FHC - Eu acho que a Alcsa, certamente. Eu vejo com mais facilidade essa integração aqui. É mais difícil com a Europa. Nós vamos fazer força para que isso aconteça. Também na Europa há um componente político na relação Mercosul-União Européia. Eles estão se preparando para ser um apoio importante. Onde for possível avançar, deve-se avançar. Agora, onde não for possível, tem que haver compreensão, tem que dar tempo.
Não há dúvida nenhuma que o Brasil vai ser duro nisso. E acho que a estabilidade política e até social do continente depende de uma relação não tensa entre Brasil e Estados Unidos. Nós devemos lutar por esses objetivos: uma relação não tensa e com conteúdo também extramercado na jogada. A internacionalizaçao trouxe o crime internacional e organizado. Lavagem de dinheiro, narcotráfico. É um problema que, se não houver um relacionamento correto entre o Brasil e os Estados Unidos, complica muito.
Folha - Há uma discussão se se vai chegar a um mundo sem fronteiras. Há até quem proponha 2020 como o ano para que todas as fronteiras comerciais desapareçam. Em sua opinião, o que vai acabar prevalecendo, fortalezas regionais ou mundos sem fronteiras?
FHC - Eu acho que nós vamos ter sub-blocos, mas não vão ser fechados. Não tem como fechar por causa dos centros produtivos. A revolução é o sistema produtivo. Ela tem a ver com a telemática, com a informática, a informação imediata e simultânea e com o fato de que você pode maximizar em nível planetário o seu sistema produtivo. Isso é um dado da realidade. Quer dizer, é um novo tipo de produção que não é só industrial, mas que tem como espinha dorsal os meios de comunicação instantânea e informática. Você pode controlar a produção da sua empresa a não sei quantos milhares de quilômetros de distância e ter informação on time. Isso não vai mudar. Então isso não tem como você fazer barreiras, porque elas caem. Mesmo barreiras cambiais caem. Manda moeda para cá e para lá.

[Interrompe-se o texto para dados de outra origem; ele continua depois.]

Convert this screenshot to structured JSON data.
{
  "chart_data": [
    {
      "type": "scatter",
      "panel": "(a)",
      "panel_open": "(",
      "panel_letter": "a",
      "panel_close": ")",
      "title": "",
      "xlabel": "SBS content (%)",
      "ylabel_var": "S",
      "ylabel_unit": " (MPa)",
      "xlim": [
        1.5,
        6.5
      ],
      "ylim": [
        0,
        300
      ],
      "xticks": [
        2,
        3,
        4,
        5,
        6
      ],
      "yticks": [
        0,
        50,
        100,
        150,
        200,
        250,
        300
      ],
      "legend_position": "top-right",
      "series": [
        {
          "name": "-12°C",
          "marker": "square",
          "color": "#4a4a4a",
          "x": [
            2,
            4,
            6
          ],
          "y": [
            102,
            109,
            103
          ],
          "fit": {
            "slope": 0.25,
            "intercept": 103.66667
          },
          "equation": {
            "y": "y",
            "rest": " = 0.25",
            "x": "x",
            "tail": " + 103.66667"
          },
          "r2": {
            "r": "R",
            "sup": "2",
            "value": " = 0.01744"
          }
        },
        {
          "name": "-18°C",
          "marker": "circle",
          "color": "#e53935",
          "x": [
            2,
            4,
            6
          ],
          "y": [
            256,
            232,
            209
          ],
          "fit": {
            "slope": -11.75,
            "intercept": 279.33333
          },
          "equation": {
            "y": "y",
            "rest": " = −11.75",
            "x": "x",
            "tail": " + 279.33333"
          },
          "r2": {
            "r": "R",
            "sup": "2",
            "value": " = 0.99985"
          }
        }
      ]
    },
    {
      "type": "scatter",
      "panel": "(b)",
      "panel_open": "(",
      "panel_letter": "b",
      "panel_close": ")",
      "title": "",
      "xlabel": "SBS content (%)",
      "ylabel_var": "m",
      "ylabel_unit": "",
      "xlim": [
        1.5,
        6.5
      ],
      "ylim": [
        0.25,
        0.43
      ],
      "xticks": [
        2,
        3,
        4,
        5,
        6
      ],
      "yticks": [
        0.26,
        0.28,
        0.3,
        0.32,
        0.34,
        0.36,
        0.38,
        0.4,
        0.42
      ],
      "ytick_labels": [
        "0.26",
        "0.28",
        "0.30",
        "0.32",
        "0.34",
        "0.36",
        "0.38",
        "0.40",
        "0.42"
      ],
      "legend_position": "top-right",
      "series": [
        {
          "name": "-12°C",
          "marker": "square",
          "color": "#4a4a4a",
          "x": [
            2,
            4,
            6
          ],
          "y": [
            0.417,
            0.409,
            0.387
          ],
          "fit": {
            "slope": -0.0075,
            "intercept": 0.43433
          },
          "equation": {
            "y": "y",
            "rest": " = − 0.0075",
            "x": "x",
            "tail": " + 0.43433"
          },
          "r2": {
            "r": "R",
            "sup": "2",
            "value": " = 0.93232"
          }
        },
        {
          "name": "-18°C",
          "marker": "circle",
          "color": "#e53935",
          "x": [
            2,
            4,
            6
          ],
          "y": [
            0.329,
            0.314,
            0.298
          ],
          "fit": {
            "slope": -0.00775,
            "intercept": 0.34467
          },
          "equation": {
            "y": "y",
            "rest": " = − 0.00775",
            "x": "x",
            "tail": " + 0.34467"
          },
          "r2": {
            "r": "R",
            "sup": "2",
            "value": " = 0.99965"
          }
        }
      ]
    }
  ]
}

Nós temos que preparar a população para ter um amplo espectro de acomodação às novas funções. Para ter um espírito de mobilidade que nós não temos. Os americanos têm, os europeus têm menos que nós. Então, isso requer, e essas coisas estamos fazendo, botar computador na escola primária, ter um tipo de formação profissional de outra natureza, mudar os currículos, ter mais coragem para mudar o ensino universitário.